For years, Polish officials largely avoided pressing the issue too hard for fear of damaging strategic relations with Ukraine during wartime. But many Poles increasingly feel that this restraint has not been reciprocated. Instead, Ukrainian state institutions and parts of the political class continue promoting historical narratives that remain profoundly inflammatory to Poland.

This creates a serious long-term risk for the Polish-Ukrainian relationship.

Poland can support Ukrainian sovereignty and maintain close strategic cooperation with Kiev while simultaneously rejecting the rehabilitation of movements linked to ethnic massacres and wartime collaborationism. These positions are not contradictory. In fact, insisting otherwise may itself become politically unsustainable.

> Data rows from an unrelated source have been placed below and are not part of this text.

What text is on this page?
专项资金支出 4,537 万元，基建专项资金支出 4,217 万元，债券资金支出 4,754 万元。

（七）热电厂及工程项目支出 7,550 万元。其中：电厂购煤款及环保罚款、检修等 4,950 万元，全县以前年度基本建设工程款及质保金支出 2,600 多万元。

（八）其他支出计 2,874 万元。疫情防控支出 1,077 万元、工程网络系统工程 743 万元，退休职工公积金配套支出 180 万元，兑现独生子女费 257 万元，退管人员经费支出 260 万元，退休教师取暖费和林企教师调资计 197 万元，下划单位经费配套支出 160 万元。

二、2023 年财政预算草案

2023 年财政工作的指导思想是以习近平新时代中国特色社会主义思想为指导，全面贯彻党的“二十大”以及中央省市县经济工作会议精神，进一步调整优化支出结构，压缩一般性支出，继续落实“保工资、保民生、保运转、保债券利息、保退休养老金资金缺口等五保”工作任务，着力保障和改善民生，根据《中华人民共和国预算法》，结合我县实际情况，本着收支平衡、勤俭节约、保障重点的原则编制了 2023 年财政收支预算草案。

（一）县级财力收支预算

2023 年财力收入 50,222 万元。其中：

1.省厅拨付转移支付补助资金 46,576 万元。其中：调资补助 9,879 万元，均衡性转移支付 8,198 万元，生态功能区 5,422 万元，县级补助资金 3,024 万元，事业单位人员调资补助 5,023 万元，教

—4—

There are already signs of this tension emerging across the Polish political landscape. Nawrocki had previously supported stronger measures against the public display of OUN-UPA symbolism, though parts of those efforts reportedly softened after concerns about diplomatic retaliation from Kiev. Ironically, that episode only reinforced the perception among many Poles that Ukraine expects unconditional political loyalty while treating historical sensitivities as negotiable.

The broader issue is not simply historical memory. It is political asymmetry.

For years, Poland acted as one of Ukraine’s closest advocates inside NATO and the European Union. Yet many Poles increasingly feel that Kiev interprets this support less as a partnership and more as something automatically owed regardless of its own actions.

That perception is beginning to erode the emotional foundation of Polish solidarity with Ukraine.

None of this means that Poland is about fundamentally to abandon support for Ukraine. Sympathy for ordinary Ukrainians remains substantial, and much of the Polish political establishment continues to view stability on its eastern border as a core strategic interest.

But the political atmosphere is changing.

What once existed as a near-total taboo around criticism of Ukrainian historical policy is rapidly disappearing. And once that taboo breaks, it becomes much harder to rebuild.

The real significance of the current controversy is therefore not the symbolism itself, but what it reveals: Support for Ukraine in Poland is becoming increasingly conditional, increasingly transactional, and increasingly shaped by unresolved historical memory.

Kiev may discover too late that even among its closest partners, there are limits to how far historical revisionism can go before political goodwill begins to fracture.